Abstract

Viewpoint: Economic evaluation of package of care interventions employing clinical guidelines

Barasa EW, English M
Trop Med Int Health. 2011;16

Permenent descriptor
https://doi.org/10.1111/j.1365-3156.2010.02637.x


Increasingly attention is shifting towards delivering essential packages of care, often based on clinical practice guidelines, as a means to improve maternal, child and newborn survival in low-income settings. Cost effectiveness analysis (CEA), allied to the evaluation of less complex intervention, has become an increasingly important tool for priority setting. Arguably such analyses should be extended to inform decisions around the deployment of more complex interventions. In the discussion, we illustrate some of the challenges facing the extension of CEA to this area. We suggest that there are both practical and methodological challenges to overcome when conducting economic evaluation for packages of care interventions that incorporate clinical guidelines.

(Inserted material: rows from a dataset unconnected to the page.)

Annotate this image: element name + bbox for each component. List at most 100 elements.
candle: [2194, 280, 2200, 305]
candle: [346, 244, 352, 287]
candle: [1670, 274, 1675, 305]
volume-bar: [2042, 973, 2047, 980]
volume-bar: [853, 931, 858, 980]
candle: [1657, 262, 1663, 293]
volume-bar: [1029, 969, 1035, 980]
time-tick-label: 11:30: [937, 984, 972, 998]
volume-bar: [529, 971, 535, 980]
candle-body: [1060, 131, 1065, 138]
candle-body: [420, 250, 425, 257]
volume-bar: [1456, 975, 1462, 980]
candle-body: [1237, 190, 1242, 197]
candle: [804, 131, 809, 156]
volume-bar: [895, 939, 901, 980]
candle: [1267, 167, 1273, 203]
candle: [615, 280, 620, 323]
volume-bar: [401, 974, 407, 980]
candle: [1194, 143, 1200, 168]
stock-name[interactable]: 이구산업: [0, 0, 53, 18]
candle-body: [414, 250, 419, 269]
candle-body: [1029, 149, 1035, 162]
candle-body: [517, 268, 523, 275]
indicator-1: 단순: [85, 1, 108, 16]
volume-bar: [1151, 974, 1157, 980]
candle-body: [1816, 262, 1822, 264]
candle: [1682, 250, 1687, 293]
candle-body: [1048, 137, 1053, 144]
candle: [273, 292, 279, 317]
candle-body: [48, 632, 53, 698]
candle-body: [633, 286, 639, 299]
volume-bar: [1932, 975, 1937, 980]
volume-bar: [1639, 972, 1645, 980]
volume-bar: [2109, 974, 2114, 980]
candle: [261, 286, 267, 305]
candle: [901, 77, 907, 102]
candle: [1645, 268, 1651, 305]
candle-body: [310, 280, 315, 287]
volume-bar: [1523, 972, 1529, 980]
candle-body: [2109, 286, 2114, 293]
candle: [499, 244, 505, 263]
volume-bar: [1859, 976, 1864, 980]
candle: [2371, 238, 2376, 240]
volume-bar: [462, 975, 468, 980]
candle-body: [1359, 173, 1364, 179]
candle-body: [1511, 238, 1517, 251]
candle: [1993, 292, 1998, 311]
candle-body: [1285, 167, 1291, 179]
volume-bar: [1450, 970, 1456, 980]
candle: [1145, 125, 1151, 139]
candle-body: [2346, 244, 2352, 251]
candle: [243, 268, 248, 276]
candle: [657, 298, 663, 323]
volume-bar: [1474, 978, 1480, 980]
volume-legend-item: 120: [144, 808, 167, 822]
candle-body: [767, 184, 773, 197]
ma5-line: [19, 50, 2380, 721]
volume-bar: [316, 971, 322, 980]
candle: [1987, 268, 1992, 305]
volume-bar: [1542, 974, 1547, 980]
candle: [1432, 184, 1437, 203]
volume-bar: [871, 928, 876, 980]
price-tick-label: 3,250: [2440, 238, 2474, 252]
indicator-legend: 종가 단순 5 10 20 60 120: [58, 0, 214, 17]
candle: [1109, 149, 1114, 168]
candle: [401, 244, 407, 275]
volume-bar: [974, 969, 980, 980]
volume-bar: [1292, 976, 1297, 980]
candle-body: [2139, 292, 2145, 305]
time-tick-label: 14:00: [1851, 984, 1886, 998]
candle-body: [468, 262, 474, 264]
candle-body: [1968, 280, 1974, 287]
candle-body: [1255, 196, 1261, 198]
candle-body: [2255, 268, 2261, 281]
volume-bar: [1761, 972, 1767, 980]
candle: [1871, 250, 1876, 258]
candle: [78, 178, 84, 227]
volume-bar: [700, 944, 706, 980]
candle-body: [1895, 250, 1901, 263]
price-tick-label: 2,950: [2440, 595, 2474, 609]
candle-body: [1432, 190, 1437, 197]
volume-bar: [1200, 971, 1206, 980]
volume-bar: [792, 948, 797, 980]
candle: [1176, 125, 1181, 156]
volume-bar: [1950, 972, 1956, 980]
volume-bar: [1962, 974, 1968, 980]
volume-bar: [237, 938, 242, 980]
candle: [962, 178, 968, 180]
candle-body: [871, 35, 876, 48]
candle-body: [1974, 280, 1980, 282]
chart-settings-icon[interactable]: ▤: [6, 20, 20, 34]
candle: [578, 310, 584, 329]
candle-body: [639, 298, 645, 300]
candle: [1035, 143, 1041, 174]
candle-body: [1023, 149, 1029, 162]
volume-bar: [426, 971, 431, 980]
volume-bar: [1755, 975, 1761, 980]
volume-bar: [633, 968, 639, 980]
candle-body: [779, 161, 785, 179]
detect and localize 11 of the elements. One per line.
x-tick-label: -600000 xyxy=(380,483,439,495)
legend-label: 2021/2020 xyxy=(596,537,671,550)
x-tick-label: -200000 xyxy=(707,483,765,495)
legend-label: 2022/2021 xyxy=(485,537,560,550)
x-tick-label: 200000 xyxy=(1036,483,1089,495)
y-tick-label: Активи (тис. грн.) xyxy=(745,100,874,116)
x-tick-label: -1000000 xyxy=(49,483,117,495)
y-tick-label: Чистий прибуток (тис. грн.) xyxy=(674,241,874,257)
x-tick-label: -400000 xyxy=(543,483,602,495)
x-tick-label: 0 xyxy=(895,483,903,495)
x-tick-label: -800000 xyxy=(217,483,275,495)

Some might be overcome by developing specific guidance on approaches, for example clarity in identifying relevant costs. Some require consensus on methods. The greatest challenge, however, lies in how to incorporate, as measures of effectiveness, process measures of service quality. Questions on which measures to use, how multiple measures might be combined, how improvements in one area might be compared with those in another and what value is associated with improvement in health worker practices are yet to be answered.